Con uno scatto fulmineo che neanche notai, si allungò verso di me e afferrò con entrambe le mani la sedia su cui ero seduta facendola avvicinare alla sua. Così mi ritrovai vicinissima a lui tanto che le nostre ginocchia si sfioravano.
- Sei arrivata puntualissima come ti avevo chiesto. Sono orgoglioso di come fino ad ora ti stai comportando nonostante tu non ti ricordi di me. -
- Perché mi chiami Giglio? -
- È il soprannome che ti detti quando tuo padre morì. -
- Tu sai come è morto mio padre? E mia madre? -
- I tuoi genitori sono stati assassinati. -
Non risposi. Semplicemente lo guardai negli occhi senza distogliere lo sguardo. Nonostante una parte di me cercasse disperatamente di non crederci, me lo aspettavo. La mia reazione lo fece sorridere umilmente e continuò.

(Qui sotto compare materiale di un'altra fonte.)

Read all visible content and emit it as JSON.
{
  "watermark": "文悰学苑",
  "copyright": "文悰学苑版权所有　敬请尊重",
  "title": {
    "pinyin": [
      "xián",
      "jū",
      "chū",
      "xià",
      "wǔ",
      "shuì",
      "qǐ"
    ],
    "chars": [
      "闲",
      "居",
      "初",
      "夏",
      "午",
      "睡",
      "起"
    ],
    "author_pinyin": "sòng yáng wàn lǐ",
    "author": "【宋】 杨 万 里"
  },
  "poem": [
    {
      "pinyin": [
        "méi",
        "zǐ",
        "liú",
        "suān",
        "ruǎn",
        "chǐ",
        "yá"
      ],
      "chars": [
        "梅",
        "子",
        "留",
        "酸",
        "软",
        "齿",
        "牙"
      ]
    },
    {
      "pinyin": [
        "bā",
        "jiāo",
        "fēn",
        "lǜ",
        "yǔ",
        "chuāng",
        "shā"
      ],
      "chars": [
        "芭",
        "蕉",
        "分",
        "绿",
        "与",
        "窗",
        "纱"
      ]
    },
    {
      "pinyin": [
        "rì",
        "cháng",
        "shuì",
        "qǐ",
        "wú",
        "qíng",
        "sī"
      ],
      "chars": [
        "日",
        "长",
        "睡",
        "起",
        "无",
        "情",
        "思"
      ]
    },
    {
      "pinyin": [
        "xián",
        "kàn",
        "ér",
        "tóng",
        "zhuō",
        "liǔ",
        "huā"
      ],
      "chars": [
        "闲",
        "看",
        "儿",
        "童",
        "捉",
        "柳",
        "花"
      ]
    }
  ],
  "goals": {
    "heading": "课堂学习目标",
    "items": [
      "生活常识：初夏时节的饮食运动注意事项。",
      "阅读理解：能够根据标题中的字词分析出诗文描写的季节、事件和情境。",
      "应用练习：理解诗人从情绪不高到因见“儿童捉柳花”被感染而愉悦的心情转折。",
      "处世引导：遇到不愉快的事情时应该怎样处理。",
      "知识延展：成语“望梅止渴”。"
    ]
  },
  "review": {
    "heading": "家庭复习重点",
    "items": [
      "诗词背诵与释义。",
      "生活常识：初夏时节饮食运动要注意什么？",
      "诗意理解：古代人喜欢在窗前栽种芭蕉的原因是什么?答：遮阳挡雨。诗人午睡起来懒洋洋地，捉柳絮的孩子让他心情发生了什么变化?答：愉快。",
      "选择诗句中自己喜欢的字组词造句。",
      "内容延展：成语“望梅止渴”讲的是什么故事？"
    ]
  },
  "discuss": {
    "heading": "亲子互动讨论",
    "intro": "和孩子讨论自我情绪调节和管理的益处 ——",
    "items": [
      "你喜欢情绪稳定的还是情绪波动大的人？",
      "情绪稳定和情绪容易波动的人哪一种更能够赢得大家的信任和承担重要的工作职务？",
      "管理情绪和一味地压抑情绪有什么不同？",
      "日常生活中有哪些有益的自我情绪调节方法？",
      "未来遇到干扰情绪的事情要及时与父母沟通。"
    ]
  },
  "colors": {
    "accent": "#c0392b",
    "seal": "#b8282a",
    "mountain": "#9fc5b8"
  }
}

- Sono stati assassinati quando tu avevi solo cinque anni. È stato Dahmpir. -
A quel punto il mondo mi crollò addosso nonostante già sapessi, nel profondo di me, che lui c'entrava qualcosa. Appena lo avevo incontrato lo avevo riconosciuto dal mio sogno quando mia madre mi aveva parlato poco prima di morire. E così non avevo più una famiglia da cercare.
- Posso uscire da questa prigione dorata? -
- No. -
- Perché mi hai rapita? - Cercavo di mantenere un tono duro e composto ma la mia voce si stava irrimediabilmente incrinando.
- Non ti ho rapita, ti ho riportato a casa. -
- Perché ora e non prima? -
Vidi un'ombra passare sul suo volto e questo mi dette la forza di continuare.
- Se davvero questa è casa mia e tu mi conosci da quando ero bambina, che cosa hai fatto fino ad oggi? Perché sono stata allontanata da quella che, a quanto pare, è la mia casa? Perché non mi hai cercata prima? Perché hai lasciato che i miei zii mi torturassero!? -
Via via che esternavo le mie domande più nascoste ed intime, la voce mi si incrinò sempre di più e le lacrime iniziarono a sgorgare copiose sul mio volto rigandomi le guance leggermente arrossate.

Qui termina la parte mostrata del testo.